Deuxièmement, cette approche pragmatique des cyberopérations a accompagné, sans toujours l’inspirer, une réflexion plus large – et davantage connectée aux débats politiques et stratégiques, notamment aux États-Unis – sur l’utilité stratégique des cyberopérations et les moyens corollaires de lutte contre les attaques numériques. Ce deuxième axe de la réflexion académique et politique a cherché à répondre à Rid en s’interrogeant sur les mécanismes stratégiques et donc l’instrumentalité des opérations numériques. La réflexion s’est portée principalement sur la pertinence des mécanismes coercitifs dans ce cadre. Rappelons que ces derniers s’appuient sur la manipulation du calcul coûts/bénéfices de la cible pour influencer son comportement. Classiquement, on distingue la dissuasion, qui consiste à décourager d’entreprendre une action, de la compellence, qui vise au contraire à forcer la cible à agir ou à stopper l’action entamée.

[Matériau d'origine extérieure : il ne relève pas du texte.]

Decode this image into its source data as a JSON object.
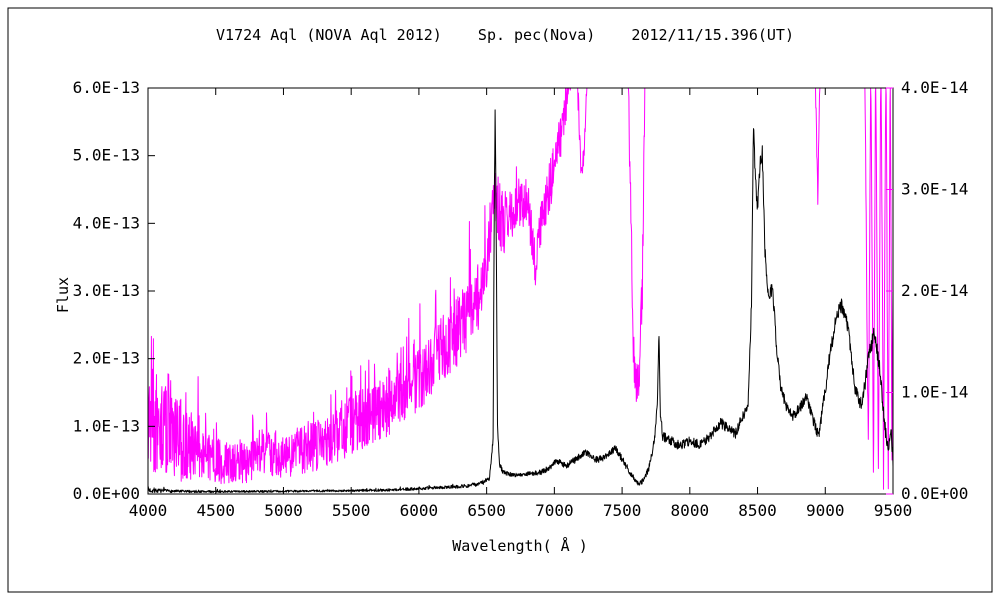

Enfin, ces mécanismes fonctionnent grâce à l’articulation de capacités et de signaux destinés à en montrer la crédibilité, mais aussi à souligner la détermination et la volonté de l’acteur coercitif. Ainsi, les travaux ont concerné l’ensemble de ces paramètres : le type de contraintes dans lesquelles s’inscrivent les opérations numériques, mais aussi la pertinence du signalement stratégique par ce moyen (5). Ce débat s’est déroulé parallèlement à l’interrogation stratégique aux États – Unis concernant les moyens de répondre aux attaques de la Chine, de la Russie, de l’Iran ou de la Corée du Nord, ou de les empêcher. Hérité de la pensée de la guerre froide, ce cadre d’analyse a été relativisé dans sa dimension dissuasive par l’émergence de concepts au cœur de la communauté stratégique, à l’instar du « Persistent Engagement » pour le Cyber Command. Dans cette conception, il s’agit d’opérer sous le seuil de la force armée et de la guerre afin d’entraver les actions adverses et, finalement, d’encadrer et de façonner leurs conditions de possibilité. Plutôt que la dissuasion, le mécanisme permettant d’assurer la supériorité dans le cyberespace et de limiter la fréquence et la sévérité des opérations ennemies est fondé sur l’ensemble du spectre de la coercition, mais avec un pivot davantage situé du côté de la compellence.
Pour autant, d’autres critiques de ces mécanismes et d’autres cadres d’analyse ont été proposés. C’est notamment le cas s’agissant des mécanismes subversifs. À la croisée de l’approche pragmatique et de l’interrogation sur l’instrumentalité du cyberespace, la théorie de la « cyber subversion » montre l’opportunité offerte par l’interconnexion globale et la numérisation croissante pour exploiter clandestinement les ressources d’un système sociotechnique ou sociopolitique afin de manipuler ses vulnérabilités (6). Par ce truchement, les opérations numériques ont des effets certes ambigus et indirects, mais qui s’accumulent dans une visée stratégique. Des débats existent concernant le décalage entre les promesses stratégiques de la subversion numérique – supposée permettre une exploitation à plus grande échelle et donc créer un plus important effet de levier, notamment dans la sphère informationnelle – et les contraintes technico – opérationnelles qui en limitent la faisabilité et l’efficacité (7).